Madame [Y] a répondu à cette mise en demeure, par courrier du 14 décembre 2020, aux termes duquel elle a sollicité l’avancement des opérations de partage successoral afin de fixer en son principe et en son quantum l’indemnité requise par les consorts [D].
Les consorts [D] ont, par actes de commissaire de justice en date des 1er février 2021 et 1er septembre 2021, saisi le juge des référés du tribunal judiciaire de Soissons aux fins de voir désigner un expert avec pour mission d’émettre un avis sur la capacité de Monsieur [H] [Y] à signer le testament authentique établi le 08 juillet 2016. Elles ont fondé leur demande sur les dispositions relatives à la matière gracieuse, puis sur l’article 145 relatif aux mesures d’instruction. Par ordonnances rendues les 18 juin 2021 et 03 décembre 2021, le juge des référés du tribunal judiciaire de Soissons les a déboutées de leur demande.
*
Par acte de commissaire de justice en date du 13 juin 2023, Madame [C] [Y] épouse [K] et Madame [M] [Y] épouse [R] ont fait assigner Madame [I] [S] veuve [Y] devant le tribunal judiciaire de Soissons, aux fins de voir prononcer la nullité des testaments et de la reconnaissance de dette émis par leur père défunt.

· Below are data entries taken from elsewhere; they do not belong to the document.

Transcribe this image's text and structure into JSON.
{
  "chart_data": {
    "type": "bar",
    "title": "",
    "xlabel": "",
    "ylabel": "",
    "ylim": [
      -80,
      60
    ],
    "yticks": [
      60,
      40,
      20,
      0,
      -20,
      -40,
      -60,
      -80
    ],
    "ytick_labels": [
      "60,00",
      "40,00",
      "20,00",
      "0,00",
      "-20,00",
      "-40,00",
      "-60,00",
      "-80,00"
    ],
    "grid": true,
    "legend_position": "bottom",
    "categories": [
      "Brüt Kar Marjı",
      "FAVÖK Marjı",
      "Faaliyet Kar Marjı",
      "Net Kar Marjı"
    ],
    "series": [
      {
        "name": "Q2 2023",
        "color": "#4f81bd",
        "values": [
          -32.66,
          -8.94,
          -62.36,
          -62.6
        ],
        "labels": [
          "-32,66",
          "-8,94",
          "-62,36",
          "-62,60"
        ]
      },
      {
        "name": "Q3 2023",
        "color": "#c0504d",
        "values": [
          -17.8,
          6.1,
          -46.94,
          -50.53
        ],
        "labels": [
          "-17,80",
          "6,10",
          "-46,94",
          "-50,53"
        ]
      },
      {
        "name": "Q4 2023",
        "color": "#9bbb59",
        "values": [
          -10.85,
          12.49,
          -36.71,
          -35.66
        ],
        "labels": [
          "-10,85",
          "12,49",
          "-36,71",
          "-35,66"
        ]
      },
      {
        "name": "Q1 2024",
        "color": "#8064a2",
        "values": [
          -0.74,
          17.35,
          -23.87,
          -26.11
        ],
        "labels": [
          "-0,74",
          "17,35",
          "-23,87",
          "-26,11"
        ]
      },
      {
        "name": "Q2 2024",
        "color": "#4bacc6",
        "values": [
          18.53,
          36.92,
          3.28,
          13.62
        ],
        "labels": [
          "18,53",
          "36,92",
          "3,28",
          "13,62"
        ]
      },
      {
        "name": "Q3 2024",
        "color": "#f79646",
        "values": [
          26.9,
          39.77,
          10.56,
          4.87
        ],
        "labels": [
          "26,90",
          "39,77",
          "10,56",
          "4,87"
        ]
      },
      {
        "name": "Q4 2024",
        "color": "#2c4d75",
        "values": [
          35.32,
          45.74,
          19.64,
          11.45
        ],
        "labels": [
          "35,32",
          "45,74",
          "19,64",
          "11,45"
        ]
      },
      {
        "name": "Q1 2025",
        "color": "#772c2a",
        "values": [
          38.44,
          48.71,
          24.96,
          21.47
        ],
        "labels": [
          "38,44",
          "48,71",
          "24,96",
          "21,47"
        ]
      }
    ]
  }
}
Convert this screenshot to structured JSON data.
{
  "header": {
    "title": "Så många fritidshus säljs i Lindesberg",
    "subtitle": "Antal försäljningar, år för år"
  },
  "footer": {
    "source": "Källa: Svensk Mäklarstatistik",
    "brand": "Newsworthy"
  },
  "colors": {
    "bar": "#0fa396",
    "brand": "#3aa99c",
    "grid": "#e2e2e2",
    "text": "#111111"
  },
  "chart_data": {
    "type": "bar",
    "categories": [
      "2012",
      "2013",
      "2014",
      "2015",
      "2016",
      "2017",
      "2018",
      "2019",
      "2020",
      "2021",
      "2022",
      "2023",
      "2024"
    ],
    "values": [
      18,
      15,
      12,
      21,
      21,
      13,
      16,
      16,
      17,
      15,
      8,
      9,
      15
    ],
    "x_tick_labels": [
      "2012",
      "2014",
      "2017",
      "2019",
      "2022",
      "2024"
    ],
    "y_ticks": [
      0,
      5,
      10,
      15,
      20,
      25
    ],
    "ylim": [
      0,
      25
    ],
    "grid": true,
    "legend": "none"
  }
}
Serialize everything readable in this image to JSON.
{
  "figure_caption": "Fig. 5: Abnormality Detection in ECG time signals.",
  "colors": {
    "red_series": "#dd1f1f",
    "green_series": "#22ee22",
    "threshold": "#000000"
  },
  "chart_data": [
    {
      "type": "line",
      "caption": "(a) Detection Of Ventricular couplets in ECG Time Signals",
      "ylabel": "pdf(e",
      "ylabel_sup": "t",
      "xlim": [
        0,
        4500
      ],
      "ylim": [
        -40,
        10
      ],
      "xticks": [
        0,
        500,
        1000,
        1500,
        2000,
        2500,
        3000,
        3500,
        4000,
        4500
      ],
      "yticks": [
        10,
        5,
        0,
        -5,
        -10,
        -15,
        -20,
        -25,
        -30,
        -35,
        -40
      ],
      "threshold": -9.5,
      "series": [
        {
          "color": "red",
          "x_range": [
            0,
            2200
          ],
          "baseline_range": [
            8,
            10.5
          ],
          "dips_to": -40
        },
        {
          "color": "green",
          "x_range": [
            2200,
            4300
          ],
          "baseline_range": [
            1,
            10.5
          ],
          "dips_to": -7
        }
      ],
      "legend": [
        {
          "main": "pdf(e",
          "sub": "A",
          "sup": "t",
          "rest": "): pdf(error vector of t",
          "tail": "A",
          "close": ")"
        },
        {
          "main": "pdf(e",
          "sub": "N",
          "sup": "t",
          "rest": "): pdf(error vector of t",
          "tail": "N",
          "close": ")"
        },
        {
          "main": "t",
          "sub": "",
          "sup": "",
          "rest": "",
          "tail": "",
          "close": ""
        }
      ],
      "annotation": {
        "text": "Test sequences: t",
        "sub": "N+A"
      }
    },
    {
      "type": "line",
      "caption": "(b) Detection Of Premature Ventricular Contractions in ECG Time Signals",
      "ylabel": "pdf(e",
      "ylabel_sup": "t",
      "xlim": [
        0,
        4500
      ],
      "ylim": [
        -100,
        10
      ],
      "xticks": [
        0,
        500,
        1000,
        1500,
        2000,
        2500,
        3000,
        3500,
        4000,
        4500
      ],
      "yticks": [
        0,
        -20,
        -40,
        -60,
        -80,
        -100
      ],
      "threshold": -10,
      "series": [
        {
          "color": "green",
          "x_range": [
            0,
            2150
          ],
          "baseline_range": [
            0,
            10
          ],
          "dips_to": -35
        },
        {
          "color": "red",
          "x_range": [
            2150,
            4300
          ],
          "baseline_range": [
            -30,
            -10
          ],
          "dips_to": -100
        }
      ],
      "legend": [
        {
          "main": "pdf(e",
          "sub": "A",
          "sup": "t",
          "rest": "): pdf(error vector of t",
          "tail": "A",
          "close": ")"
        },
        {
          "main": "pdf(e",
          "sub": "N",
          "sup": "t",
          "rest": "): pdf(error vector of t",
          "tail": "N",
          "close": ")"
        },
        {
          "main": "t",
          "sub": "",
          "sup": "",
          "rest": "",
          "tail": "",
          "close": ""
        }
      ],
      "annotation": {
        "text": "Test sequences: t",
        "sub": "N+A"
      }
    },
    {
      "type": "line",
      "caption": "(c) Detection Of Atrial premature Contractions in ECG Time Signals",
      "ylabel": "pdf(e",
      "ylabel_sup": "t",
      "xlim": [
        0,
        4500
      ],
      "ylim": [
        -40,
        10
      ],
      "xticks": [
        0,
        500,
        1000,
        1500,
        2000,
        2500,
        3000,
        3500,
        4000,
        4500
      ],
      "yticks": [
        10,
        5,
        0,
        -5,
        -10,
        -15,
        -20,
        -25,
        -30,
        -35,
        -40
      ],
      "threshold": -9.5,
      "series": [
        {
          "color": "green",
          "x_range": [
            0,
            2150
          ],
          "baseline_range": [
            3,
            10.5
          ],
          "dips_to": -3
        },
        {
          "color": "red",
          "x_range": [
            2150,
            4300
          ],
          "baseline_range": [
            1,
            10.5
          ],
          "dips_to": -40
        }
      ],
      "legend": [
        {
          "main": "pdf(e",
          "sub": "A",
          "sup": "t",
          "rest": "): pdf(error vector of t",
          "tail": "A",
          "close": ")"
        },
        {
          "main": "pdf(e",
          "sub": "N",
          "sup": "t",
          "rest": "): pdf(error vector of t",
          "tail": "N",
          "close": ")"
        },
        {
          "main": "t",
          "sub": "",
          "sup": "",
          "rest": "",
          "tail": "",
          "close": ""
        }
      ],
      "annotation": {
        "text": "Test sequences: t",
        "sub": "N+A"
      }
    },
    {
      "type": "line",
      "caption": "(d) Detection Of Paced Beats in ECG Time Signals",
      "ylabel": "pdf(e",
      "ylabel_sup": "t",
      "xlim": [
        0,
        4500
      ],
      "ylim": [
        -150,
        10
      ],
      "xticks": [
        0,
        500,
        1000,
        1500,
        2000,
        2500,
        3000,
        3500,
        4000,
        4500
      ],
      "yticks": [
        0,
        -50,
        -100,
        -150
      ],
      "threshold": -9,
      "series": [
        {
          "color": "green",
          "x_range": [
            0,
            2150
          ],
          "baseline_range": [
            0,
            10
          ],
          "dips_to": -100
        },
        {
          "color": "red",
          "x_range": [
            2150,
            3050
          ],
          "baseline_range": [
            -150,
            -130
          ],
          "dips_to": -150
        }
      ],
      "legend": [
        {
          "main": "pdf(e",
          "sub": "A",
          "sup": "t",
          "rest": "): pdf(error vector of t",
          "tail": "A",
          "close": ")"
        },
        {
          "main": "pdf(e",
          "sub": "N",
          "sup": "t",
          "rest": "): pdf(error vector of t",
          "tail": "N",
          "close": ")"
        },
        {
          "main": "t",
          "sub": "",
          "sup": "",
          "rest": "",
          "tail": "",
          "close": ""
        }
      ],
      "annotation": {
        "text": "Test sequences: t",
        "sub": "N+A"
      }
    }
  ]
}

Par conclusions en réponse n°2, notifiées par voie électronique le 20 février 2025, Madame [C] [Y] épouse [K] et Madame [M] [Y] épouse [R] sollicitent du tribunal bien vouloir :
Avant-dire droit,
— Désigner tel expert qu’il plaira à la juridiction de désigner avec mission de :
— Rencontrer les parties,
— Se faire communiquer par les parties, par les hôpitaux de la Pitié Salpêtrière et de [Localité 9], et par toutes autorités médicales et administratives tous documents, dossiers et pièces relatives à l’état de santé de Monsieur [Y], depuis le début des années 2000,
— Décrire les maladies, infections et symptômes dont souffrait Monsieur [Y] à cette époque ainsi que les traitements qui lui ont été administrés ;
— A partir du dossier médical et des déclaration recueillies, donner son avis sur l’état neurologique, psychologique de Monsieur [Y] en octobre 2004 et juillet 2016,
— Dire notamment si à ces dates, Monsieur [Y] était capable de faire édicter une reconnaissance de dette et des testaments authentiques,
— Plus généralement, fournir tous les éléments techniques et de fait de nature à permettre à la juridiction éventuellement saisie de déterminer la capacité de discernement de Monsieur [Y] aux dates du 7 octobre 2004, 11 octobre 2004 et 8 juillet 2016,
— Compléter sa mission avec l’appui d’un expert judiciaire en écriture et documents afin de déterminer si le testament du 7 octobre 2004, la reconnaissance de dette du 11 octobre 2004 et le testament du 8 juillet 2016 ont été rédigés et signés de la main de Monsieur [Y],
— Du tout, dresser rapport ;
— Dire que l’expertise sera mise en œuvre et que l’expert accomplira sa mission, conformément aux dispositions des articles 263 et suivants du Code de procédure civile, et que, sauf conciliation des parties, il déposera son rapport dans les 6 mois de sa saisine ;
Au fond,
— Juger Madame [C] [K] née [Y] et Madame [M] [R] née [Y] recevables et bien fondées en toutes leurs demandes, fins et conclusions ;
En conséquence,
— Prononcer la nullité de :
— Le testament du 7 octobre 2004,
— La reconnaissance de dette du 11 octobre 2004,
— Le testament du 8 juillet 2016 ;
— Condamner Madame [I] [S] Veuve [Y] à payer à Madame [C] [K] née [Y] et Madame [M] [R] née [Y] la somme de 5000 euros à titre de dommages et intérêts en réparation de leur préjudice moral ;
— Déclarer Madame [I] [S] Veuve [Y] irrecevable et mal fondée en toutes ses demandes, et l’en débouter ;
— Condamner Madame [I] [S] Veuve [Y] à payer à Madame [C] [K] née [Y] et Madame [M] [R] née [Y] la somme de 3.000 euros au titre de l’article 700 du Code de procédure civile ;
— Condamner Madame [I] [S] Veuve [Y] aux entiers dépens.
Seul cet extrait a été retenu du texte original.